One ideal of early anthropology
was that long-term ethnographic research could fully map the social structure
and meanings of a specific cultural space. The ethnographer could then give total
context for any individual action or social practice, and thus interpret such with
a capacity beyond either naïve outsider or self-interested insider. While the
realism of this ideal would be progressively deconstructed over time, it spawned
a durable holism that recognized the deep interconnection of
all material and symbolic contexts.
This holistic aspiration has been
recurrently challenged as anthropologists came to recognize the often global
interconnections and engagements which permeated the presumed isolation of even
“remote” cultural spaces. Anthropology turned to increasingly complex social
theories to try and reconcile the way in which its empirical subject became unmoored
from static spaces and times, and eventually encompassed the most intensely internationalized
settings. As a result great concern emerged for the practice of interpretation far
removed from the methodological confidence of anthropology’s pioneering works.
And the treacherous pitfalls of writing across stark asymmetries in power, often about
people unable to equally represent themselves, even inspired claims that modern anthropology
had paralyzed itself through a fetishization of the personal act of writing
itself.
It is much more difficult to
delineate the general trend of history as discipline, even at this high level
of generality.
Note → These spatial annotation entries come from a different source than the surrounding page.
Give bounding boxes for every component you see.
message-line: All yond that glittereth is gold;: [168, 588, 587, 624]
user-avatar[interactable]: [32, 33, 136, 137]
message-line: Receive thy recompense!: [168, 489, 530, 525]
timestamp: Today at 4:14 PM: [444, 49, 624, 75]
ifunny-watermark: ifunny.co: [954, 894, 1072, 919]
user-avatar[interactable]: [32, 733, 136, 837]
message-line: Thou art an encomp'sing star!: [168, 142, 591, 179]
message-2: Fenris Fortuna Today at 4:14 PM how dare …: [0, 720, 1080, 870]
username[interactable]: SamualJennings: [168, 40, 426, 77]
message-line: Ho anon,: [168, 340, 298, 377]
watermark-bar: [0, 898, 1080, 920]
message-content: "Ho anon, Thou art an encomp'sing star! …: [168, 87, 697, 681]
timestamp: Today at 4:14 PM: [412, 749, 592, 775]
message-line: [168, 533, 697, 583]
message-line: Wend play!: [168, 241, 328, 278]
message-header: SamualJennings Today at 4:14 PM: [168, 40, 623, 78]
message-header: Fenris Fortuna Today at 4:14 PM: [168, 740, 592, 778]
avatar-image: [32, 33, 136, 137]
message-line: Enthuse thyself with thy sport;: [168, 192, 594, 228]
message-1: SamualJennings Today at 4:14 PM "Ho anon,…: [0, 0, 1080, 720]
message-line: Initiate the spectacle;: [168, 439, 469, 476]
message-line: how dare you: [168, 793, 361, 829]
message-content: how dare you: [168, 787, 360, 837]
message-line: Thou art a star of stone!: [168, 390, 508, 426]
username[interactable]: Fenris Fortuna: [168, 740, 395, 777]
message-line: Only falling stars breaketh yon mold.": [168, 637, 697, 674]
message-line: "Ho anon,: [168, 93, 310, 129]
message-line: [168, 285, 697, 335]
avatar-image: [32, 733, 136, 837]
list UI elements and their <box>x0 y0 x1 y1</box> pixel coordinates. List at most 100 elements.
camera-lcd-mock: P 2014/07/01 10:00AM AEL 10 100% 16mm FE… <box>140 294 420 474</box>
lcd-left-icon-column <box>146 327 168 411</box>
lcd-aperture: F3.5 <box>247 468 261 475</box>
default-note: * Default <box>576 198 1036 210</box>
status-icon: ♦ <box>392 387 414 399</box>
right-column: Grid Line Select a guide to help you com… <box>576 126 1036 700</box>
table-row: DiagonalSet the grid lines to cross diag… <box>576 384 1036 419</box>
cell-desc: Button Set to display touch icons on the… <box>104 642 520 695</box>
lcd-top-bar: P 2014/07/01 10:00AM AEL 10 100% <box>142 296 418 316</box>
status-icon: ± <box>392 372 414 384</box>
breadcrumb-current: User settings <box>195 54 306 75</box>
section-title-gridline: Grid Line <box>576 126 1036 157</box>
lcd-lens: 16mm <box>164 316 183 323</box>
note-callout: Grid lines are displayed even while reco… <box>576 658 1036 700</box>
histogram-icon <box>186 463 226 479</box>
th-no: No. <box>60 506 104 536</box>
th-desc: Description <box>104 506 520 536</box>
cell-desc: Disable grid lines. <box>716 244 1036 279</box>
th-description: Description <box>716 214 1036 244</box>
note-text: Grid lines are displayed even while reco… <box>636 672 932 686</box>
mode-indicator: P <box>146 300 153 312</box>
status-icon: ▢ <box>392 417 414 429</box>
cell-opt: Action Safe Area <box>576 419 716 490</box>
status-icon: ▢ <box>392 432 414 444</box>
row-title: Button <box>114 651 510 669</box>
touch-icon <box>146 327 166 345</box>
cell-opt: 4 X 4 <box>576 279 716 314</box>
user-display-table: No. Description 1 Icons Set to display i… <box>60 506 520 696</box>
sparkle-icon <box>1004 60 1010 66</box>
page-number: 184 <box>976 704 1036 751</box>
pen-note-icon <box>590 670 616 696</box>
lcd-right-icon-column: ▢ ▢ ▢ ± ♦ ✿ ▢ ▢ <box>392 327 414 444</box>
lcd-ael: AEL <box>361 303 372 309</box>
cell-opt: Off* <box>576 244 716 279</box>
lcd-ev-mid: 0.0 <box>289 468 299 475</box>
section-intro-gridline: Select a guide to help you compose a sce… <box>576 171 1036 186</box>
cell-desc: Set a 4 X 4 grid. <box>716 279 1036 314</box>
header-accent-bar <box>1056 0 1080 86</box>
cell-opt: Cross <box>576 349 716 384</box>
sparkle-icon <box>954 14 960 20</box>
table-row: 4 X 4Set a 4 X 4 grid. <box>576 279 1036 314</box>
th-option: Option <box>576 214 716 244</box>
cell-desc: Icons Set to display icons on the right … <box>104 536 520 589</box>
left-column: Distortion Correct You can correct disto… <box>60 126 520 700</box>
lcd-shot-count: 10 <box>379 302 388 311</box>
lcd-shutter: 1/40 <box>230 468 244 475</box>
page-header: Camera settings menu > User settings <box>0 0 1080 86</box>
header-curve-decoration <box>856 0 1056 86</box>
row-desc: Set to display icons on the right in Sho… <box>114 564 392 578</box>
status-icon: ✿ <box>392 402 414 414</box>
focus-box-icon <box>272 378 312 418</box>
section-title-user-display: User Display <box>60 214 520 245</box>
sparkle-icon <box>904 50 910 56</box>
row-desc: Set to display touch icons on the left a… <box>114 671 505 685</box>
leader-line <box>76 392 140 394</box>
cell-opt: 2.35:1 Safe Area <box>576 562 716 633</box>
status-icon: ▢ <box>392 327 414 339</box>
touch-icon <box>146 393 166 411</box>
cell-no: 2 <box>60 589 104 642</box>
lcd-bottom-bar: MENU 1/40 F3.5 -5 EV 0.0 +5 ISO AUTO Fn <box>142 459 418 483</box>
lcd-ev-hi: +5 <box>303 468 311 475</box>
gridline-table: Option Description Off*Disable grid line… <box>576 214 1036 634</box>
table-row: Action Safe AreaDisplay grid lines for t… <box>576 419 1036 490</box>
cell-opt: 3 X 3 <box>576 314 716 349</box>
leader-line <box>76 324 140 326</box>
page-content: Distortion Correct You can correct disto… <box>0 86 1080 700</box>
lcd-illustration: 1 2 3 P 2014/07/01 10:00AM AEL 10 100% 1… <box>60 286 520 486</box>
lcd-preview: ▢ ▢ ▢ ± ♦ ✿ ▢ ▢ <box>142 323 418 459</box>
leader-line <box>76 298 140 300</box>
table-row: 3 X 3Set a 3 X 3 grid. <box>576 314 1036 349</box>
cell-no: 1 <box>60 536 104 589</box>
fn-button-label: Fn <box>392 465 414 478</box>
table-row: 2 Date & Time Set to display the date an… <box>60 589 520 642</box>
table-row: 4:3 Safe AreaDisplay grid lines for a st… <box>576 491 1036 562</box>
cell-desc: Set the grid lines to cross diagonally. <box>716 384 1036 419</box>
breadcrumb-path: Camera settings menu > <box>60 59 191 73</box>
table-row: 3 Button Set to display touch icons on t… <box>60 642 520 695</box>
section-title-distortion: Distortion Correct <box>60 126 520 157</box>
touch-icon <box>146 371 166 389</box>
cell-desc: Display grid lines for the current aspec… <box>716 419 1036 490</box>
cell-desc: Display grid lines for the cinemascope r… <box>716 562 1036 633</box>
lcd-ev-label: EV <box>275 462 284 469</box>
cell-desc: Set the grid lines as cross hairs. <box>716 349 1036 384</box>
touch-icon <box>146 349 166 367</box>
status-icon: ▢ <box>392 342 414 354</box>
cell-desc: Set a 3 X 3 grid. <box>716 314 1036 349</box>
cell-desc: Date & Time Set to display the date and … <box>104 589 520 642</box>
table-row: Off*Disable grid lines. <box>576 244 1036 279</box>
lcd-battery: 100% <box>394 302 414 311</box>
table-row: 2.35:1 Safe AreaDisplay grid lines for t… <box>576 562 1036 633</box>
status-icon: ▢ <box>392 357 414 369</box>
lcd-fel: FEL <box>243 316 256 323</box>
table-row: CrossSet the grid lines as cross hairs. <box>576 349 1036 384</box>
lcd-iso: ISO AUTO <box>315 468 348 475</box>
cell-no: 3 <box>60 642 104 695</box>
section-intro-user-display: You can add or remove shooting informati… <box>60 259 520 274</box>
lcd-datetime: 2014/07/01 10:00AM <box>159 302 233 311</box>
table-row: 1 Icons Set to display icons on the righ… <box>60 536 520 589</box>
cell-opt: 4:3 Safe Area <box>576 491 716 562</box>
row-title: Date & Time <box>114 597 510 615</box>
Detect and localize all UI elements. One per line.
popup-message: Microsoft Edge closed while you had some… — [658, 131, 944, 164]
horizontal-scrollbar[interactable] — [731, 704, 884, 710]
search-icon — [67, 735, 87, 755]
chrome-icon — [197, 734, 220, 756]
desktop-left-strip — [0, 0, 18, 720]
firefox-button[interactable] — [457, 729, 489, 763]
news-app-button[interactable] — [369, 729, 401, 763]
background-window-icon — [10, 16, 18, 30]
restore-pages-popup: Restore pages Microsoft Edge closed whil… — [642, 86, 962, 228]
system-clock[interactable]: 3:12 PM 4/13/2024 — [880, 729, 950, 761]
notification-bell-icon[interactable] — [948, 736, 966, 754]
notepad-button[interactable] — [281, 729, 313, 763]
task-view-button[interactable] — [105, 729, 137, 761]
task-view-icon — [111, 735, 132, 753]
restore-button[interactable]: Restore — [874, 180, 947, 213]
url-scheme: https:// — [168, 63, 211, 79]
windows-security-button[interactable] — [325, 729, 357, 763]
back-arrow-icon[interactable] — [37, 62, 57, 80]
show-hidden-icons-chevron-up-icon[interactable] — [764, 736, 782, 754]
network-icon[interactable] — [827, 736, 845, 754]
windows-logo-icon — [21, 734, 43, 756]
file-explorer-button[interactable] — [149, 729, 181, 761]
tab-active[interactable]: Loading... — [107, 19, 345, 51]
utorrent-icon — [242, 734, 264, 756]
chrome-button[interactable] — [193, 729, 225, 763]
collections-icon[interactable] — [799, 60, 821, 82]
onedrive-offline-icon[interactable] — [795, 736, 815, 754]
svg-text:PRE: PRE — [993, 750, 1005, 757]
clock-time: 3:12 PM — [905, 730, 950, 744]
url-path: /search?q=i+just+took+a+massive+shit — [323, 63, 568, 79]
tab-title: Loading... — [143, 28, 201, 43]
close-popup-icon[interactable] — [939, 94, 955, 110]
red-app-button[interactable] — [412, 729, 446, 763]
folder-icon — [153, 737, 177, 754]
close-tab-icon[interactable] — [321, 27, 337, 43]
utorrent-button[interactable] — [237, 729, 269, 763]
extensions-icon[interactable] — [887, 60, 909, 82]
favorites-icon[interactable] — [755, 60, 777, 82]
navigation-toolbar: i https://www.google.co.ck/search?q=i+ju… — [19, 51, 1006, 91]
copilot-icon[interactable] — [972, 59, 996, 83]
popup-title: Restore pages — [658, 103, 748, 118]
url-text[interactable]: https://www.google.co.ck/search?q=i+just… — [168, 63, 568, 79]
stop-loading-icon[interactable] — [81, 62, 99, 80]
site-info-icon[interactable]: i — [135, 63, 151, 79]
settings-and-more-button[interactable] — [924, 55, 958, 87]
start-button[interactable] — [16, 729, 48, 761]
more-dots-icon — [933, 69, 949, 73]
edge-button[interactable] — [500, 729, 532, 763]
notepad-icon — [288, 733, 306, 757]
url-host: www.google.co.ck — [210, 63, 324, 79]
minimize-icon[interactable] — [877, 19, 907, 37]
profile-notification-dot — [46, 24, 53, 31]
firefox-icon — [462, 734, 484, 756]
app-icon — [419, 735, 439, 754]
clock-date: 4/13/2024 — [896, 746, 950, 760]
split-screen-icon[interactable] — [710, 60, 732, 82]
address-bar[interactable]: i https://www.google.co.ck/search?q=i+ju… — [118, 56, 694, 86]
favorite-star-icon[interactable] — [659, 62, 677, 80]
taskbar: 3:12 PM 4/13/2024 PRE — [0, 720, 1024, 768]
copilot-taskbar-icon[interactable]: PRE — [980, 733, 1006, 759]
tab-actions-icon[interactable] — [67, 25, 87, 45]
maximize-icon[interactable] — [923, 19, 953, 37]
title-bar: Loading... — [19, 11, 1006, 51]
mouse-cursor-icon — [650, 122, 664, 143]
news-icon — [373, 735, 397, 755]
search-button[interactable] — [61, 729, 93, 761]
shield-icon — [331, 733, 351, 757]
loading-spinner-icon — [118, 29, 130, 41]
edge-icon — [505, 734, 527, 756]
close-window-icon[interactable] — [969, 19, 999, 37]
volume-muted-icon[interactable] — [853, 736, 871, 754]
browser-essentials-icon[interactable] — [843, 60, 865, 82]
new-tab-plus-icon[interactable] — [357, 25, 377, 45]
Certainly, interpretation is at the core of archival research,
and debates over sources and their meanings have roiled history as an academic
practice. No self-critical historian treats their textual sources as a direct
portal into the soul of their subject, and the focus of much graduate
historical training is the general education required to provide context for documentary interpretation.

But I would advance that the
anthropological engagement with history reflects a much greater uncertainty
about interpretation, as well as a general theoretical concern with how time
itself is structured as a social practice. In my own turn from ethnography to
history, I felt this disciplinary anxiety acutely as I tried to
reconstruct the creation of a cultural ideology, what I call American legal
internationalism, that was formed in spaces both fully transnational and only
lightly touched by global forces. Moreover, this ideology was premised on
cross-cultural interpretations of the character of foreign peoples and their legal
institutions. A further complication was that the driving force of this
ideology was literal lawyer-missionaries who carried with them a presumption
that their own good intentions would positively impact another society.

One highly influential book in my
process of wrestling with these issues was Fredrik Barth’s
Ethnic Groups and Boundaries, which theorized about how social identities were formed and
reformed through increasingly intense interactions with social “outsiders.” Moreover,
in the context of law such cross-cultural judgments had been central to
patterns of degradation and subjection in pre-modern empires and modern
imperialism alike. This trepidation led me to the writings of the recently
passed Tzvetan Todorov, who in his
The Morals of History grappled with the
ethics of practicing history, especially when intimately tied to cross-cultural
engagements.
No episode in the development of
historical anthropology outlines these tensions better than the controversy
over the arrival and death of James Cook in Hawai’i. In barest form, Cook arrived in Hawai’i for the third
time in 1779 during the indigenous Hawaiians celebration of the god Lono. A
month later, Cook was killed while attempting to take the local king ransom,
and then ritually preserved. The details in-between and their meaning became
the grist for one of the public controversies in modern anthropology between
Marshall Sahlins and Gananath Obeyesekere.